Beneficiary advocates are already calling on CMS to deflate the premiums.
"If they didn't reverse that… then I would be pretty unhappy as a Medicare beneficiary," said George Vradenburg, chair and co-founder of UsAgainstAlzheimers, who supports CMS covering the treatment.
Lawmakers including Sen. Bernie Sanders (I-Vt.) and Sen. Ron Wyden (D-Ore.), who leads the powerful Senate Finance Committee, have asked the Health and Human Services Department to limit premium increases related to Aduhelm.
"With this price decrease for Aduhelm, there is even less justification for the planned increase in Medicare Part B premiums. The wheels of government must turn quickly when it comes to protecting seniors," Wyden said in a statement Monday.
Cubanski said CMS is unlikely to change the premiums before January, if they do at all, since their actions could also depend on whether Medicare ultimately decides to cover Aduhelm.
That said, coverage determinations are based on clinical results, not price.
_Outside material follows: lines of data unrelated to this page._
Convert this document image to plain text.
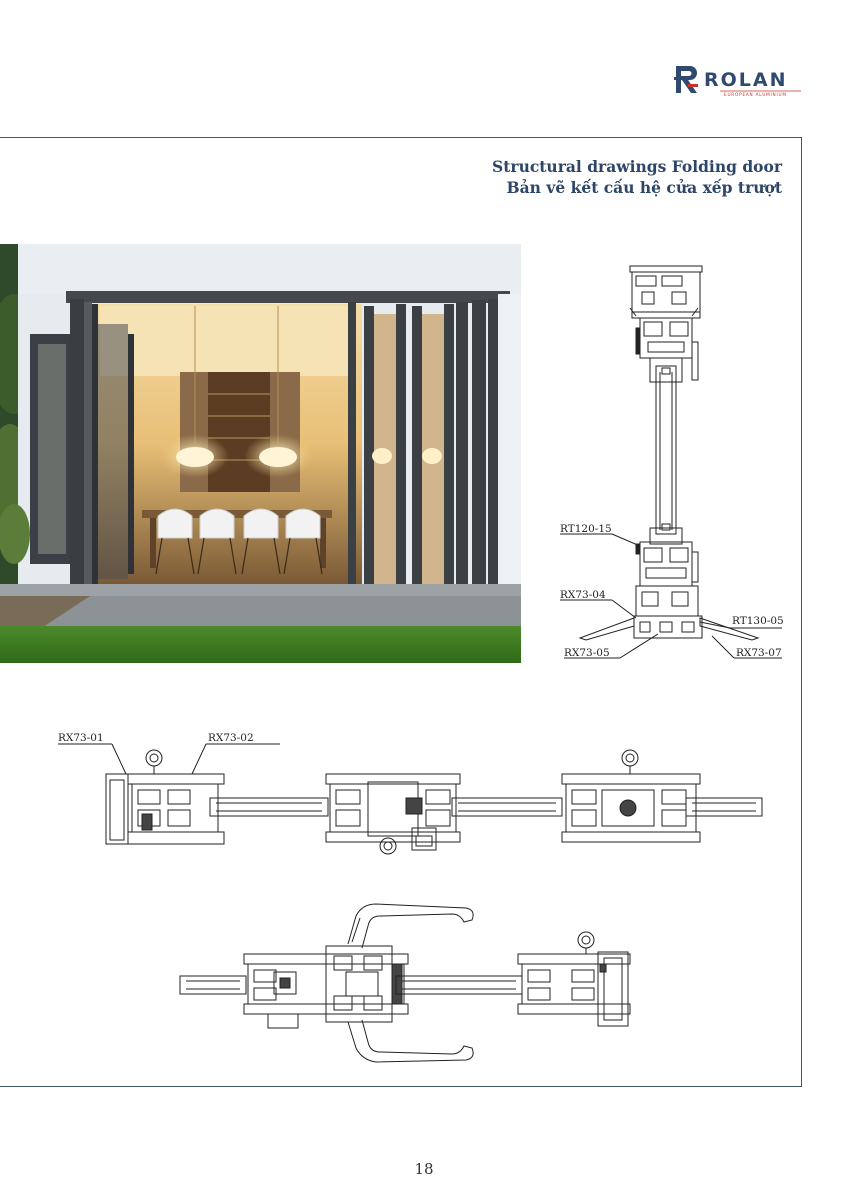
ROLAN
EUROPEAN ALUMINIUM
Structural drawings Folding door
Bản vẽ kết cấu hệ cửa xếp trượt
RT120-15
RX73-04
RT130-05
RX73-05	RX73-07
RX73-01	RX73-02
18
The price drop won't have much of an effect on whether Medicare decides to cover Aduhelm, said Richard Frank, director of the USC-Brookings Schaeffer Initiative for Health Policy and former HHS assistant secretary of planning and evaluation. But this announcement brings attention to the fact that Biogen might be moderating their claims about Aduhelm, he said.
"My feeling is that it's still a questionably effective drug with kind of some bad—some really bad—side effects associated with an extraordinarily high price, given what it's doing," Frank said.
The price drop is good news for Medicare spending if the program does cover the drug, Cubanski said, while Wyden pointed out in his statement that Medicare finances would still take a hit if CMS decides to cover the drug. Whether the cut will encourage more providers to prescribe Aduhelm is an open question, Cubanski said.
Several health systems and private payers, as well as the Department of Veterans Affairs, have already decided against prescribing or covering the drug.
"I don't think the price matters when it comes to a doctor's judgment about whether this drug is good for their patients," Cubanski said.